This video is both visually stunning and theoretically dense, using beautiful sartorial styling, wandering camerawork, and dark, eerie lighting to capture the pressures to be beautiful and domestic that confine women throughout their lives. As Jenny Haval wanders through a house, the women who occupy it transform from calm to frenzied. One woman applies lipstick all over her face, while another throws flour in the air as she bakes a cake. As with the "Geyser" video, Anger perfectly captures the messy amalgamation of anxieties women feel but are often expected to hide lest they be called crazy.

"Dark Spring" by Beach House

The glossy black and white video for "Dark Spring" is a bit of a departure from much of Anger's usual bright, colorful imagery, but is nonetheless entrancing. Rather than telling a specific story, the video feels like a mood board of phantasmagorical images.The quick cuts of flowers unfurling, dark night streets, and swimming pools paired with the winding camerawork imbue the video with the sensuality and thrilling rush of a cologne advertisement without the underlying agenda of trying to sell you something.

"Hi-Five" by Angel Olsen

This vintage Anger offering is a little surreal and very colorful. Confetti and glitter abound, but Angel Olsen's unwavering gaze and Anger's characteristic choreographed hand gestures really steal the show.

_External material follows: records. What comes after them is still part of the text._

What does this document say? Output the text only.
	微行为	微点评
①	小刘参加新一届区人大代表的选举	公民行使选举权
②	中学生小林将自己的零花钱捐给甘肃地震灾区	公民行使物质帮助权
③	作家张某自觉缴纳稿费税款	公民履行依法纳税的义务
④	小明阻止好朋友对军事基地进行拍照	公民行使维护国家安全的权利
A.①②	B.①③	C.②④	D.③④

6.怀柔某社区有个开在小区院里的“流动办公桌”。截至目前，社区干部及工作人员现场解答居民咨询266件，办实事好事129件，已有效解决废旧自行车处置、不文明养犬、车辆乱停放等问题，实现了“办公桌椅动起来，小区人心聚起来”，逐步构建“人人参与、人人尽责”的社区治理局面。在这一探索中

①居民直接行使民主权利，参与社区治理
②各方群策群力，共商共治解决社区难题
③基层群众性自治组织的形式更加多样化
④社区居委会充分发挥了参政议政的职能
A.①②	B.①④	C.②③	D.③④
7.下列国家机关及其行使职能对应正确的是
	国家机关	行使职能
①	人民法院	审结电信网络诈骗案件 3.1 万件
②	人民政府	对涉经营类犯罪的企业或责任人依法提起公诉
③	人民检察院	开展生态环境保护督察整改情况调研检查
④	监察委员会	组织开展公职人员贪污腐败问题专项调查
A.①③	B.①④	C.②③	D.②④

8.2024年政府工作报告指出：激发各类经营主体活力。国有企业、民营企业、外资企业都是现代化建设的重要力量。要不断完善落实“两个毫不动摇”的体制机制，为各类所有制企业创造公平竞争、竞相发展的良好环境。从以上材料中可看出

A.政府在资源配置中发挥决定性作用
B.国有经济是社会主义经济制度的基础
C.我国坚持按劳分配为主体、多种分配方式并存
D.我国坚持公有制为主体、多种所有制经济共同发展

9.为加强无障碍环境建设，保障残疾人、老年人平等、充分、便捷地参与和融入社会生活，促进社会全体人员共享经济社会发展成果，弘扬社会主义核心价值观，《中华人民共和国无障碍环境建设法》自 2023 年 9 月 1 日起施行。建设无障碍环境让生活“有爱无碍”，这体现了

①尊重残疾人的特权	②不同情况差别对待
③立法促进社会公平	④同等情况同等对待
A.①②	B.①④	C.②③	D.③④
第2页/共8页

"Your Best American Girl" by Mitski

Within the confines of a video set and three-and-a-half minutes, Mitski experiences a full range of emotions — longing, disappointment, self-reliance, and, ultimately, joy as she decides to play music instead of yearning for a white boy who doesn't want her. This video is especially important for Asian American girls like myself who have spent far too long pining over whiteness and, despite our best efforts, still need reminders that though whiteness will never truly be accessible to us, we will always have the music and emotions and love we create for ourselves.